Votre budget, difficilement négocié avec Bercy, ne permet ni de revaloriser le salaire des enseignants, ni de conforter leur statut, ni d'ouvrir suffisamment de postes. Alors vous entérinez par la loi ce qui se fait déjà : la mise en situation d'enseigner de jeunes assistants d'éducation qui se destineraient à l'enseignement, mais qui sont à peine formés et qualifiés pour cela. Ces jeunes payés au lance-pierre pourront assurer des remplacements, voire occuper des postes vacants dès la licence. Ce n'est pas sérieux.

Pour notre part, nous préférons une autre formule de prérecrutement : dès l'entrée à l'université, les jeunes se destinant au professorat seront payés pour se former et pourront s'exercer à enseigner sous le contrôle – et exclusivement sous le contrôle – de personnels expérimentés.

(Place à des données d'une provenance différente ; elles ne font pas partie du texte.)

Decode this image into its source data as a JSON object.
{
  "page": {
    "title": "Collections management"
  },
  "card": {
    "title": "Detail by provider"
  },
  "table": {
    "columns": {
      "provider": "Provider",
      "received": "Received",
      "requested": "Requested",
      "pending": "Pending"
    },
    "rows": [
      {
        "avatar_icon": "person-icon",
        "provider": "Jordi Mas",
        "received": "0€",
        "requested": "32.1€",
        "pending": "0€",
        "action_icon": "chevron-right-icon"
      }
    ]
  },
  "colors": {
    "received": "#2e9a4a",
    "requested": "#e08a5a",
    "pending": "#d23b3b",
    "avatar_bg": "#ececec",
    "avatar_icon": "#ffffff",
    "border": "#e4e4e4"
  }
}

Dans cet esprit d'une gestion libérale des ressources humaines, vous ouvrez la possibilité de recruter des contractuels hors statut de la fonction publique sur tous les profils : personnels d'éducation, psychologues, chefs d'établissement. Quelle garantie d'homogénéité dans les profils, quelle sécurité apportez-vous ? Depuis plus de vingt ans, le nombre de contractuels ne cesse d'augmenter ; vous en faites un principe.

Monsieur le ministre, je vous le dis sans ambages : vos mesures, vos réformes, et ce projet de loi organisent effectivement une école à l'image de la société d'aujourd'hui – une école à deux vitesses : l'une qui sera celle de « l'excellence », l'autre qui recueillera les laissés-pour-compte.